Forms of energy generation that can be funded and effectively overseen by medium-sized communities of users offer the best hope for an escape from the concentrations of power that we find in the current mix of oil, gas, coal and nuclear. While it would be pleasant to think that individuals and families could provide for their own energy needs, this is at present the politics of the hobby farm. A few rich individuals, George W. Bush in Crawford, David Cameron in Notting Hill, for example, can kit themselves out with windmills. But somewhat larger scale projects will be needed if we are to replace hydrocarbons completely.
I am not about to pronounce on the relative merits of wind, tidal, geothermal, and solar power. Nor do I want to detract attention from the need for greater energy efficiency. But I want to stress that the legislative environment and the framework of subsidies in which new investment in the energy infrastructure takes place should aim to create energy capacity that is owned and controlled by the citizens who pay for it and use it. New investment in energy technology offers us a chance to create small and medium sized plants that deliver very cheap energy and that can be managed by the people who use them. The political implications of an energy infrastructure that is subject to participatory control can hardly be exaggerated.

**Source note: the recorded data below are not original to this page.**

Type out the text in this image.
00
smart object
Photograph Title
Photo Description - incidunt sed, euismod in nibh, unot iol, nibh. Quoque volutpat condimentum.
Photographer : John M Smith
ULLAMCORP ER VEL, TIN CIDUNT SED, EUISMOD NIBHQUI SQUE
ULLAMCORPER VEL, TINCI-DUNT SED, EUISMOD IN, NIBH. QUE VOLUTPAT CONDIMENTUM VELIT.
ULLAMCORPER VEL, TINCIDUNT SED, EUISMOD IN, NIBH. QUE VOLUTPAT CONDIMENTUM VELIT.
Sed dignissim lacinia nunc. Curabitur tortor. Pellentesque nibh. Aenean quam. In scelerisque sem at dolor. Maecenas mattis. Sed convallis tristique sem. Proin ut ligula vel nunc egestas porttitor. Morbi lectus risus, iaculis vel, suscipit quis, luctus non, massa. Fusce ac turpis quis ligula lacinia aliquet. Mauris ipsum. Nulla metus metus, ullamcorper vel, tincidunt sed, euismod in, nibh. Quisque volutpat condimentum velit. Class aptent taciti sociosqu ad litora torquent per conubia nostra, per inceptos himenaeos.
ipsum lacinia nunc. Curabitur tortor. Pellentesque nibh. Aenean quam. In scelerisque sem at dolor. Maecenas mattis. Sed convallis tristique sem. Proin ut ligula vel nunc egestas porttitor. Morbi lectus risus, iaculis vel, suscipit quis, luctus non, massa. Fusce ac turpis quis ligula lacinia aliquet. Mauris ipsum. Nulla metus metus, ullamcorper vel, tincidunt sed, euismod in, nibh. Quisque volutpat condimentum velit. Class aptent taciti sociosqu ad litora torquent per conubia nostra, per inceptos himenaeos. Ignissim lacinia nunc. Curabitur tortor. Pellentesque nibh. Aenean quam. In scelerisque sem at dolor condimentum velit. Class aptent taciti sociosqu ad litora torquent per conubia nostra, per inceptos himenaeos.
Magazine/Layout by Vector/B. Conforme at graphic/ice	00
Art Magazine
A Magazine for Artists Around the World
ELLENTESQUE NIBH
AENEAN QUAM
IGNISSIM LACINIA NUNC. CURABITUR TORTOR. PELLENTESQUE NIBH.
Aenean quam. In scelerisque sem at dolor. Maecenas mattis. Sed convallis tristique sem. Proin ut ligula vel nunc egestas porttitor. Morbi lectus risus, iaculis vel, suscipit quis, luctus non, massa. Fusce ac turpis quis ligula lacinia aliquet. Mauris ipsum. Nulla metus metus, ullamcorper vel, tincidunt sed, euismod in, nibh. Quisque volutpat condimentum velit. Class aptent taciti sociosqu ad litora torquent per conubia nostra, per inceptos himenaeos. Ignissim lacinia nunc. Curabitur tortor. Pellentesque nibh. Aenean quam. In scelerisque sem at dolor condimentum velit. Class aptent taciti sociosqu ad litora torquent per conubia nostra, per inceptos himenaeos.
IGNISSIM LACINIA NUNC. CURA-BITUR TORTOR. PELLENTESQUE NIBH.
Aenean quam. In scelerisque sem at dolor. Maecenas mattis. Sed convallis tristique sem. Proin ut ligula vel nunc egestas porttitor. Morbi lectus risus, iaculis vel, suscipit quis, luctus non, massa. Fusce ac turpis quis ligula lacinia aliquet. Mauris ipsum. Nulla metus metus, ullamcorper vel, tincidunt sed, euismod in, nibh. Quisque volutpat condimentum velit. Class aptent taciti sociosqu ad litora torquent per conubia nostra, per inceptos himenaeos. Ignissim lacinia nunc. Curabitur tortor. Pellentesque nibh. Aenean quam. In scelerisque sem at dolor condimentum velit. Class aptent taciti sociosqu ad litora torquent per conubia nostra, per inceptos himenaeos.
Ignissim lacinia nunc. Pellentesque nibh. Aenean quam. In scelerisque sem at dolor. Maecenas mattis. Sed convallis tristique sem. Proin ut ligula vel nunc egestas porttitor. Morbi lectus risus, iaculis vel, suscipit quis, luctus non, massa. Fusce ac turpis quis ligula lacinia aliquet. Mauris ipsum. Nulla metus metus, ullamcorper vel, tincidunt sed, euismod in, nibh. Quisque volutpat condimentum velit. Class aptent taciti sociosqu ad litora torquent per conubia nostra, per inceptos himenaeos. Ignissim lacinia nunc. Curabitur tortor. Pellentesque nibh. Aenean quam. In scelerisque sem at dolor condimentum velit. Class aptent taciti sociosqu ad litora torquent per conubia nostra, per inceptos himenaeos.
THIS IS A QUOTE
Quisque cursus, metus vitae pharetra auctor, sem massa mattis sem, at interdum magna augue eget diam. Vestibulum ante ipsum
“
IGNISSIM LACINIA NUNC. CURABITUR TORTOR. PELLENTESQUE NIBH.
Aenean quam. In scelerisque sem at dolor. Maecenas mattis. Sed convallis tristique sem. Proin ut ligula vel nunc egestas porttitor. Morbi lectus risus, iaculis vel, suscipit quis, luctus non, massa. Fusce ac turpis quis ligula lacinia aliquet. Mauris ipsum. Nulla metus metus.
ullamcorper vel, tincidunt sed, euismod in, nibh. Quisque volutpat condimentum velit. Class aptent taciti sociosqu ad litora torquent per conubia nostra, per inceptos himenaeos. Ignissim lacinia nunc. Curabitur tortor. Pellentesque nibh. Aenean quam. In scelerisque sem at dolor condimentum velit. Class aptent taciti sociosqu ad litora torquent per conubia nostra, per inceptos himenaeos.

The military-intelligence functions of Western states could be scaled back. Central states would become more accountable to their citizens as their need for secrecy declined. The real costs of energy would fall as it became a public good as well as a privately traded commodity. We could ensure that no one dies of cold, for example, and we could end the ruinously expensive and uncompetitive cartels that currently dominate the industry in much of the English-speaking world.
Those who love the state and the exercise of secret power understand this. Those who currently profit from control of fossil fuels understand this. How can the public as a whole be made to grasp the central importance of decisions about energy policy that are being made now, often far from the glare of publicity?